Durante estos días, cada uno de nosotros ha tenido el tremendo privilegio de dar de comer y beber, lavar y vestir a Cristo, pero no a Cristo de forma figurada, sino al mismo Cristo. ¡Dios mío! Si de verdad, con la gracia de Dios, creemos estas palabras de Jesús «lo que hicisteis a uno de estos mis hermanos más pequeños a Mí me lo hicisteis» (Mt 25, 40) te sientes un verdadero privilegiado por haber tenido la dicha de pasar unos días sirviendo a estos pequeños del Señor, a estos preferidos suyos. Aunque, al igual que Cristo ante la samaritana que pidiéndole de beber fue ella quien quedó saciada con aquella Agua Viva que perdura hasta la vida eterna, que es Cristo; del mismo modo, dando de beber a Cristo en el pequeño es uno mismo el que queda saciado, dando de comer es uno el que queda alimentado, lavando es uno el que queda con el corazón renovado y vistiendo es uno el que queda revestido con una felicidad indescriptible con palabras pero que difiere mucho de aquello que el mundo entiende por felicidad y que sólo el Señor nos puede dar. Es dando como uno recibe. Ojalá que hayamos podido hacer todo esto con el amor que Cristo se merece, pues no es tanto aquello que se hace sino con que amor se hace.
Aquí, en esta preciosa casa del Cottolengo de Las Hurdes, estas 40 personas (cuyos rostros no mostramos por el respeto que merecen, pero que si los vierais comprobaríais que rebosan una inocencia casi angelical) están bajo el cuidado amoroso y maternal de las religiosas Siervas de Jesús. Ellas dedican toda su vida, todo su día a día, a cuidar a Cristo pobre y enfermo presente en estas personas, encendiendo el corazón en el Amor ardiente de Cristo mediante la oración y la Eucaristía diaria, pues sólo así es posible dar algo que supera nuestra pobre limitación humana. Un ejemplo digno de admiración y alabanza a Dios por que Él se sirve de instrumentos para dar a conocer su amor infinito. ¡Gracias!

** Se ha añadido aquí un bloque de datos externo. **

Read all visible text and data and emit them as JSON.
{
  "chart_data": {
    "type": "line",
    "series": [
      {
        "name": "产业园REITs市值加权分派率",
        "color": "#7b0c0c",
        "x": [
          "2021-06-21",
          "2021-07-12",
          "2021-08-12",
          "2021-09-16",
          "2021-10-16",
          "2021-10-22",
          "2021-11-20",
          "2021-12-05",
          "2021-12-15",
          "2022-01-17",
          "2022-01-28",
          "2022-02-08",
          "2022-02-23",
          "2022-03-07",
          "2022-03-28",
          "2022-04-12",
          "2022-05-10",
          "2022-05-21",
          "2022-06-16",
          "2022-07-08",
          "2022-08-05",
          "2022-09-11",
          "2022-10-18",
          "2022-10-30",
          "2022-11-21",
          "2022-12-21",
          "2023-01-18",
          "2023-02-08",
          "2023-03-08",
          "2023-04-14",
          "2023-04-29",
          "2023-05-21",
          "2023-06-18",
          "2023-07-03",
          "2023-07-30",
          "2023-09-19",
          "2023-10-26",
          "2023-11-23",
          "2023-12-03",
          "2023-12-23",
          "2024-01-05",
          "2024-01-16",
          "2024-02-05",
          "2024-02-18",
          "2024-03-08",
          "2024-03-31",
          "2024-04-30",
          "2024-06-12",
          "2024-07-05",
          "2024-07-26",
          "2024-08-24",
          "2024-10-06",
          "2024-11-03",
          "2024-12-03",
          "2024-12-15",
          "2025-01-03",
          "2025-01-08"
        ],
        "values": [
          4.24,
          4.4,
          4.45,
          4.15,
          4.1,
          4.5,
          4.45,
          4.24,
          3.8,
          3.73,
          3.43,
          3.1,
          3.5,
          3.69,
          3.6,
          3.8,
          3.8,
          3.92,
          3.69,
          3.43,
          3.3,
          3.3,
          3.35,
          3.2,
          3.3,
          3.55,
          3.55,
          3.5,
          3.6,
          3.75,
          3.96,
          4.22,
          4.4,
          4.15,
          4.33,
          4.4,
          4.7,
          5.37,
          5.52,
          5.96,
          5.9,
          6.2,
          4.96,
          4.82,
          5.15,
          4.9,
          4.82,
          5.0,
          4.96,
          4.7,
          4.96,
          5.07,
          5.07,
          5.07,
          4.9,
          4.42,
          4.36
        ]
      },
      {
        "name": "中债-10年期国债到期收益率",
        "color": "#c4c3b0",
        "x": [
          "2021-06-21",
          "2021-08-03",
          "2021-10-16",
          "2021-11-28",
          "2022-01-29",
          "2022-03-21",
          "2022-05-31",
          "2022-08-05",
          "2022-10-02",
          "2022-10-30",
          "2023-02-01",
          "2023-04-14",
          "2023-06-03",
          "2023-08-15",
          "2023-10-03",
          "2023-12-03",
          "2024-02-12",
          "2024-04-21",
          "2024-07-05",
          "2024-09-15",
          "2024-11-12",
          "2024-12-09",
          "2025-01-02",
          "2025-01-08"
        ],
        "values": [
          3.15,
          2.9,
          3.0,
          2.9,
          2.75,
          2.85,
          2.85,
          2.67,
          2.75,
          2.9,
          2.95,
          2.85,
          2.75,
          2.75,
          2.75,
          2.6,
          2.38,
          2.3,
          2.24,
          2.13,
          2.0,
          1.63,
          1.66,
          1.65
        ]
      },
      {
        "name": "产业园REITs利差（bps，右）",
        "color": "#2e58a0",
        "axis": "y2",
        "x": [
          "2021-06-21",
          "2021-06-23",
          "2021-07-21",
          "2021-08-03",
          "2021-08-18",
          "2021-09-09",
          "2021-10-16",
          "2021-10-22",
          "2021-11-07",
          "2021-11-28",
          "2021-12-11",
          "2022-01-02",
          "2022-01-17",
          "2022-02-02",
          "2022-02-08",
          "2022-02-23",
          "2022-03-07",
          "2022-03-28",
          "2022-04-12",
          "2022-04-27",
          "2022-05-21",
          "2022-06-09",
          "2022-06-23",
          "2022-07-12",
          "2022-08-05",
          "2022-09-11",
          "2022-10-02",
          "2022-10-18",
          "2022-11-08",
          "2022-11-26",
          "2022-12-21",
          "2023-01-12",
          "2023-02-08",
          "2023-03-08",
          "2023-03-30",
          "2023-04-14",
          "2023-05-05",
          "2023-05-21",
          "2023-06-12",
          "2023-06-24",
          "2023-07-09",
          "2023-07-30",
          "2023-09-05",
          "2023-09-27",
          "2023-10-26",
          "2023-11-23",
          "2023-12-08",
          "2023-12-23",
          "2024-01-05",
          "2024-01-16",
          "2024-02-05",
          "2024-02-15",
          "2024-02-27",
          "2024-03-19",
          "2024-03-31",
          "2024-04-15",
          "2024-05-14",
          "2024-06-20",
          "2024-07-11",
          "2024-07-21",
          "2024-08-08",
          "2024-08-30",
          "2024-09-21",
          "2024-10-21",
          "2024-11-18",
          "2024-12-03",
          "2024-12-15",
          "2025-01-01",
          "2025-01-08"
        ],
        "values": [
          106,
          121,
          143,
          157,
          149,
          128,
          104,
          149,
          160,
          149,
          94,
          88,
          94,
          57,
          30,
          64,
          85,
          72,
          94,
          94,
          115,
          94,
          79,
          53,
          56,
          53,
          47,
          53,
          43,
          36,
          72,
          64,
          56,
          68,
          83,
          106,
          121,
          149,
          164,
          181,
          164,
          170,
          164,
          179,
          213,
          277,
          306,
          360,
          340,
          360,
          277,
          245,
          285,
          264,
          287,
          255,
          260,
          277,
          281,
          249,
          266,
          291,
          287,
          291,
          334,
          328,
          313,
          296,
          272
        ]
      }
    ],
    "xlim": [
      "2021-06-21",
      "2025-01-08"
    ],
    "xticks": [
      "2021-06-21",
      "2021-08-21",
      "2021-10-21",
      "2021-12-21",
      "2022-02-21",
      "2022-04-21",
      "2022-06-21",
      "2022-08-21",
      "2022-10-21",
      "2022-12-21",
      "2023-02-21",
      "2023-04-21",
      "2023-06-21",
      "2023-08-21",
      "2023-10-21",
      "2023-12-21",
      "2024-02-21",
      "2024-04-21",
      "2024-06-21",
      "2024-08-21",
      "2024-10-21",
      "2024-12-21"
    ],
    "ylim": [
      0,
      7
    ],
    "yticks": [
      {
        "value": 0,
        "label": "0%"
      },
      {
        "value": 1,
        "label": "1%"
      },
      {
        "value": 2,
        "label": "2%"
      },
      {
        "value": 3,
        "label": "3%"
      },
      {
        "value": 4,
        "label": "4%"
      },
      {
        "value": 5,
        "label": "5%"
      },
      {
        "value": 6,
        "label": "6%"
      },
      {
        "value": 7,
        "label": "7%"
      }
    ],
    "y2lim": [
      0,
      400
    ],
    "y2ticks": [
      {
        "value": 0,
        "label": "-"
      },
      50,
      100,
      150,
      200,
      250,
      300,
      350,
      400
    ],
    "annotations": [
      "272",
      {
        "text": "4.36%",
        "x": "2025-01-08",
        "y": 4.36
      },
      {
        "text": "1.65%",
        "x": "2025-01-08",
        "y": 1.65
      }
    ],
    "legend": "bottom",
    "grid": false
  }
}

Ante el rostro de cada una de estas personas uno puede pensar ¿y esto, por qué Señor? Pues ciertamente es un misterio, pero como bien decía nuestro director espiritual hace un momento, sólo Dios en su infinita sabiduría sabe muy bien cuál es el camino para la santificación personal de cada uno. Nuestra meta es el Cielo, y allí algún día comprenderemos y daremos gloria a Dios, dándonos cuenta que poco importaba qué estado tuvimos en esta vida mortal, si enfermos o sanos, sino que disfrutemos eternamente del Amor de Dios habiendo amado su santa Voluntad en nuestras vidas. Al final todo consiste en reconocer: «Dios es mi padre, que feliz soy». Confiemos en Él y dejémonos llevar por su Voluntad.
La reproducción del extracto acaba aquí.